These findings are not consistent with UmuC(V) protein level being a major determinant of progeny vector yield, which makes intuitive sense, given that our UmuC(V)/UmuD’ plasmid expression system is likely to result in more than a thousand copies of DNAP V per cell (see Materials and Methods), which is in vast excess to the one copy of vector +BP-TGC-ssM13 that a cell receives. One mutant-UmuC(V) is particularly revealing: V29M gave higher progeny yield (244%) than wt-UmuC(V), even though its protein level was relatively low (32%). In fact, if one normalizes for protein level, progeny vector yield for V29M-UmuC(V) would be 760% (= 244%/32% × 100%); this value is ostensibly impossible given that the highest possible yield from the +BP-TGC-ssM13 vector can only be 220%, which is the progeny yield for the unadducted control C-ssM13. This analysis suggests that as long as the cell has a threshold level, UmuC(V) can join the replication apparatus and conduct its bypass function.
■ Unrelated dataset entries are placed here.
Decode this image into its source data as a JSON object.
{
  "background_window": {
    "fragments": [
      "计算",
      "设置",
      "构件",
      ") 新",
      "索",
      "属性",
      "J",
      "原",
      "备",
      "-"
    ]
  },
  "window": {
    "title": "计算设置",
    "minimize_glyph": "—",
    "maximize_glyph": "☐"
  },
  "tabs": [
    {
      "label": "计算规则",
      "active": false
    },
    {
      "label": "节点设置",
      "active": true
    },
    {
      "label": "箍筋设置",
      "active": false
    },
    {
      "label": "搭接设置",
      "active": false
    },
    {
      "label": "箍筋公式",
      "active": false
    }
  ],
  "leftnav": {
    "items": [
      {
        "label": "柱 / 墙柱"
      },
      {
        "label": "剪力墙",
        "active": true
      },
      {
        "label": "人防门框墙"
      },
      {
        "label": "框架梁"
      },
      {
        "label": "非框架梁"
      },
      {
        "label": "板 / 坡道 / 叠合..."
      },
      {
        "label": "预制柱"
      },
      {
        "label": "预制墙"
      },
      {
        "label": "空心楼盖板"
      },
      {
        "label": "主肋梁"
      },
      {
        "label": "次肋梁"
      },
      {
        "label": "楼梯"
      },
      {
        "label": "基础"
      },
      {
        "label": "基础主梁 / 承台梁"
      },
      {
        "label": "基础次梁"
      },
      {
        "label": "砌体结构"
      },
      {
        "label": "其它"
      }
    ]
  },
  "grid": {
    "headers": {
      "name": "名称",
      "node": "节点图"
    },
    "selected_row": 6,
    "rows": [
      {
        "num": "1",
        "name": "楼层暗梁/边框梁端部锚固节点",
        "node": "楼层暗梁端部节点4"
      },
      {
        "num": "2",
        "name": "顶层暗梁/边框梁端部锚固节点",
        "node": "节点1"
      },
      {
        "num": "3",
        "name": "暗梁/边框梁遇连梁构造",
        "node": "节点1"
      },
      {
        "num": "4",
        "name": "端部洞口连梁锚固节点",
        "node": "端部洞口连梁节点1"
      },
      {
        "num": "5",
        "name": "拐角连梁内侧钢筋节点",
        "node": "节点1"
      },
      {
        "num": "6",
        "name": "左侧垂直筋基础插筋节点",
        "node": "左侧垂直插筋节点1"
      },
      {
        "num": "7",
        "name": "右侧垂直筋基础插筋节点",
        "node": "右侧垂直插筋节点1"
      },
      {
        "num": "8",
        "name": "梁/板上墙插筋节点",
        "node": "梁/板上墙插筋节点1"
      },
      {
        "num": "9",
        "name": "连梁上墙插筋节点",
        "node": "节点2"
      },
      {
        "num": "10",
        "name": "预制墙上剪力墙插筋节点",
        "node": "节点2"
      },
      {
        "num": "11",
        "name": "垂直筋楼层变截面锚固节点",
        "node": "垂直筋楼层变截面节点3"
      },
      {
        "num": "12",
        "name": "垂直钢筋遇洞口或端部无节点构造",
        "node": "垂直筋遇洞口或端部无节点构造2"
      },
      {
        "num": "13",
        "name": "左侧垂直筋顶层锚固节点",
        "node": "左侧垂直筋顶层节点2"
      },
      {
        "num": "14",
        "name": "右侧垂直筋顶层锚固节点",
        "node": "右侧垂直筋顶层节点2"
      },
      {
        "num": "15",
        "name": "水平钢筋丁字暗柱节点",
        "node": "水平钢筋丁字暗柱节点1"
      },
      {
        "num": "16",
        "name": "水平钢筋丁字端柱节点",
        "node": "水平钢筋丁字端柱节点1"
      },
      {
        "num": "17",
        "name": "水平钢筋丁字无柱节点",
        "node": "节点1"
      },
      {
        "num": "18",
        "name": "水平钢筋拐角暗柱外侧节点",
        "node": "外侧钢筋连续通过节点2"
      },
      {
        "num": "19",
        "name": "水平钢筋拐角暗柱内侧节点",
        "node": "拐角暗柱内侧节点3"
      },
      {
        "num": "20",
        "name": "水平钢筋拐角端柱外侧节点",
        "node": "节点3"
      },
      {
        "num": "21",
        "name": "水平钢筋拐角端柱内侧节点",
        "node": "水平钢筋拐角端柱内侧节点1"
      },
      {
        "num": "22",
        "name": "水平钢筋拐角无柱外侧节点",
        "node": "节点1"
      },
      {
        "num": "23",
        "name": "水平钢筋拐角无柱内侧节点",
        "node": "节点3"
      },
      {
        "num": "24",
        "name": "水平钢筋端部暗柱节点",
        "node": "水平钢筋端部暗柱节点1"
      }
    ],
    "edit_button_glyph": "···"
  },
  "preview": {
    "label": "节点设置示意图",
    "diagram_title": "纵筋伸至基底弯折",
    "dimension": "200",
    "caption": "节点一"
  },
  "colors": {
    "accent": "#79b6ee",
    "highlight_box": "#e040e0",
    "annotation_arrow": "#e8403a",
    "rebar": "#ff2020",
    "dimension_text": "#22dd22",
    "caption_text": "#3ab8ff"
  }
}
It also suggests that normalizing progeny vector yield for protein level does not make sense, so we did not do so, though none of the conclusions reached below would be significantly affected if normalization were invoked. (It will be of interest to investigate why V29M-UmuC(V) gives such high progeny yield.)

An R-group with a Branching β-Carbon Is Important for I38’s Role in UmuC(V)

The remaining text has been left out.